Stories of hope
My very first client after starting debt advice work was ten years ago. A lady in our church had a £20,000 loan debt after her husband left her and the two children. The debt was in joint names and the ex-husband declared himself bankrupt. She was pursued for the debt for many months. All the letters were just put away in a drawer and she approached me with the problem after a few months. She handed me all the letters, many unopened. It was my first case. I wondered what on earth I could do to help her. Firstly panic! I called the loan company to plead with them on her behalf, still panicking and desperate and pleading. I was told by the creditor to send in an income and expenditure statement. I obliged and went to put the letter in the post but I was reluctant to post it. I just couldn’t do it. In desperation I prayed and said to God 'its over to You, I cannot do anything' and posted the letter. Two weeks went by and I received a letter to say the debt was cancelled. WOW! I thought, that was easy - this debt work is easy” How wrong I was! BUT I believe it was God’s encouragement to press on with the debt work.

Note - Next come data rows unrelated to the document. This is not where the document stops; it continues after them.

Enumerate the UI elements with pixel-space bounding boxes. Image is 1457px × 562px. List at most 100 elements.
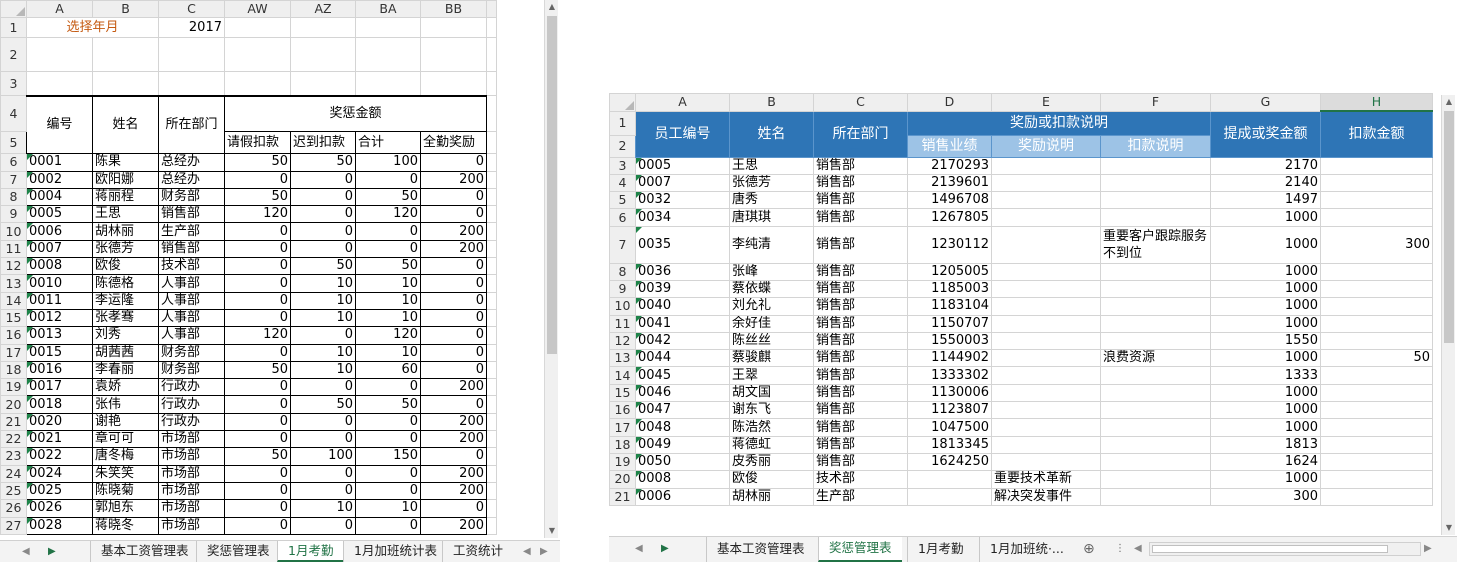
scroll-up-icon[interactable]: ▲ <box>545 0 559 14</box>
table-cell[interactable]: 0 <box>355 464 421 483</box>
col-header[interactable]: AW <box>224 0 291 19</box>
table-cell[interactable]: 陈德格 <box>92 274 159 293</box>
table-cell[interactable] <box>1320 401 1433 420</box>
row-header[interactable]: 23 <box>0 447 27 466</box>
table-cell[interactable]: 1000 <box>1210 314 1321 333</box>
table-cell[interactable]: 0 <box>224 378 291 397</box>
table-cell[interactable]: 0 <box>224 464 291 483</box>
table-cell[interactable]: 0 <box>290 222 356 241</box>
table-cell[interactable]: 销售部 <box>813 452 908 472</box>
table-cell[interactable]: 销售部 <box>813 297 908 316</box>
table-cell[interactable]: 唐冬梅 <box>92 447 159 466</box>
table-cell[interactable]: 0 <box>290 412 356 432</box>
table-cell[interactable]: 0 <box>355 239 421 259</box>
table-cell[interactable] <box>907 470 992 489</box>
table-cell[interactable] <box>991 156 1101 175</box>
table-cell[interactable] <box>991 225 1101 264</box>
table-cell[interactable]: 0002 <box>26 170 93 189</box>
table-cell[interactable]: 0007 <box>635 173 730 193</box>
table-cell[interactable]: 销售部 <box>813 262 908 281</box>
table-cell[interactable]: 0 <box>355 430 421 449</box>
table-cell[interactable]: 销售部 <box>813 383 908 403</box>
scroll-thumb[interactable] <box>1444 111 1454 343</box>
col-header[interactable]: AZ <box>290 0 356 19</box>
row-header[interactable]: 21 <box>609 487 636 506</box>
table-cell[interactable]: 10 <box>290 308 356 328</box>
table-cell[interactable]: 0 <box>420 360 487 380</box>
table-cell[interactable] <box>1100 487 1211 506</box>
table-cell[interactable]: 0 <box>224 395 291 414</box>
table-cell[interactable]: 王翠 <box>729 366 814 385</box>
table-cell[interactable]: 2170 <box>1210 156 1321 175</box>
table-cell[interactable]: 0 <box>224 257 291 276</box>
table-cell[interactable]: 200 <box>420 239 487 259</box>
table-cell[interactable]: 1497 <box>1210 191 1321 210</box>
table-cell[interactable]: 200 <box>420 464 487 483</box>
table-cell[interactable]: 1150707 <box>907 314 992 333</box>
table-cell[interactable]: 0041 <box>635 314 730 333</box>
row-header[interactable]: 1 <box>609 110 636 136</box>
table-cell[interactable]: 胡林丽 <box>92 222 159 241</box>
table-cell[interactable] <box>991 349 1101 368</box>
table-cell[interactable]: 0 <box>355 412 421 432</box>
table-cell[interactable]: 销售部 <box>813 401 908 420</box>
table-cell[interactable]: 朱笑笑 <box>92 464 159 483</box>
row-header[interactable]: 7 <box>0 170 27 189</box>
table-cell[interactable]: 生产部 <box>158 222 225 241</box>
table-cell[interactable]: 刘秀 <box>92 326 159 345</box>
table-cell[interactable]: 0036 <box>635 262 730 281</box>
table-cell[interactable] <box>991 314 1101 333</box>
table-cell[interactable]: 余好佳 <box>729 314 814 333</box>
table-cell[interactable]: 陈果 <box>92 153 159 172</box>
table-cell[interactable] <box>991 191 1101 210</box>
table-cell[interactable]: 0013 <box>26 326 93 345</box>
table-cell[interactable]: 50 <box>290 395 356 414</box>
tab-salary-stats[interactable]: 工资统计 <box>442 541 518 562</box>
table-cell[interactable]: 0 <box>290 516 356 535</box>
table-cell[interactable] <box>1100 452 1211 472</box>
table-cell[interactable]: 销售部 <box>813 225 908 264</box>
table-cell[interactable]: 50 <box>290 153 356 172</box>
row-header[interactable]: 3 <box>0 71 27 97</box>
table-cell[interactable]: 张峰 <box>729 262 814 281</box>
table-cell[interactable]: 销售部 <box>813 191 908 210</box>
table-cell[interactable]: 蒋晓冬 <box>92 516 159 535</box>
col-header[interactable]: BB <box>420 0 487 19</box>
table-cell[interactable]: 张德芳 <box>92 239 159 259</box>
table-cell[interactable]: 10 <box>290 274 356 293</box>
table-cell[interactable]: 0 <box>420 395 487 414</box>
row-header[interactable]: 15 <box>609 383 636 403</box>
row-header[interactable]: 13 <box>609 349 636 368</box>
right-vertical-scrollbar[interactable]: ▲ ▼ <box>1441 95 1455 535</box>
table-cell[interactable] <box>1320 366 1433 385</box>
row-header[interactable]: 20 <box>0 395 27 414</box>
row-header[interactable]: 1 <box>0 17 27 39</box>
table-cell[interactable]: 0 <box>224 308 291 328</box>
table-cell[interactable]: 销售部 <box>813 314 908 333</box>
table-cell[interactable]: 200 <box>420 222 487 241</box>
table-cell[interactable]: 0006 <box>635 487 730 506</box>
table-cell[interactable]: 0011 <box>26 291 93 310</box>
tab-reward-penalty[interactable]: 奖惩管理表 <box>818 537 902 562</box>
hscroll-right-icon[interactable]: ▶ <box>1424 537 1432 561</box>
table-cell[interactable]: 0035 <box>635 225 730 264</box>
table-cell[interactable]: 50 <box>224 153 291 172</box>
row-header[interactable]: 3 <box>609 156 636 175</box>
table-cell[interactable] <box>1100 191 1211 210</box>
table-cell[interactable] <box>1320 208 1433 227</box>
table-cell[interactable] <box>991 418 1101 437</box>
table-cell[interactable]: 0 <box>224 516 291 535</box>
table-cell[interactable]: 0032 <box>635 191 730 210</box>
tab-nav-left-icon[interactable]: ◀ <box>22 541 30 562</box>
table-cell[interactable]: 谢艳 <box>92 412 159 432</box>
row-header[interactable]: 8 <box>609 262 636 281</box>
table-cell[interactable]: 行政办 <box>158 378 225 397</box>
table-cell[interactable]: 0 <box>355 481 421 501</box>
hscroll-thumb[interactable] <box>1152 545 1388 553</box>
table-cell[interactable]: 财务部 <box>158 360 225 380</box>
table-cell[interactable]: 人事部 <box>158 274 225 293</box>
table-cell[interactable]: 0 <box>224 430 291 449</box>
scroll-down-icon[interactable]: ▼ <box>1442 521 1456 535</box>
table-cell[interactable]: 财务部 <box>158 187 225 207</box>
table-cell[interactable] <box>1100 156 1211 175</box>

We restore lives. Clients come to us fearful, desperate, their world out of control and in a state of chaos. We put them back on their feet. We sort out the jumbled chaos of debt to understand where they are. We take the burden of the problems off their shoulders by being a shield from the threatening letters. We give them a plan, make arrangements and negotiate agreements. Now they have hope and they have structure. They can see life beyond the spiral of debt. They have a future. That is the unconditional love of debt advice.
A young lady with quite severe mental health issues had run up significant debts, more due to inaction than anything else. She had met a young man and also connected with a local church that encouraged her to seek help from the local Community Money Advice Centre. All creditors agreed to token payments and froze interest. Standing Orders were set up and she moved on free of the threatening letters that contributed to her mental malaise.
A young disabled mum of two, who was going through a messy divorce, approached us for help. Whilst we were helping her she was diagnosed with bi-polar disorder. This slowed down the speed at which we could work as she was hospitalised for a time. She struggled to organise paperwork or open letters but was blessed with a great support worker. She owed £17,500 in total and she successfully obtained a Debt Relief Order in August 2016, which was our first! It was encouraging to receive a lovely text message from her at the end of the process thanking us for all our help.
One of our very first clients (a married couple), after our first meeting with them, thanked us profusely and said that they would be able to sleep that night.
'Robert', a 30 year old man, had been homeless and was now living with his father, as his carer. He had taken out a loan of about £600 to buy a scooter to be able to get around. This loan had grown to £3200, which he couldn’t pay. The debt centre was able to apply for a Debt Relief Order (DRO) for him so that he could start again. When he first came in he was feeling dejected but after the DRO he was more positive, getting help to look after his father, starting to learn to drive and looking at joining new clubs and organisations.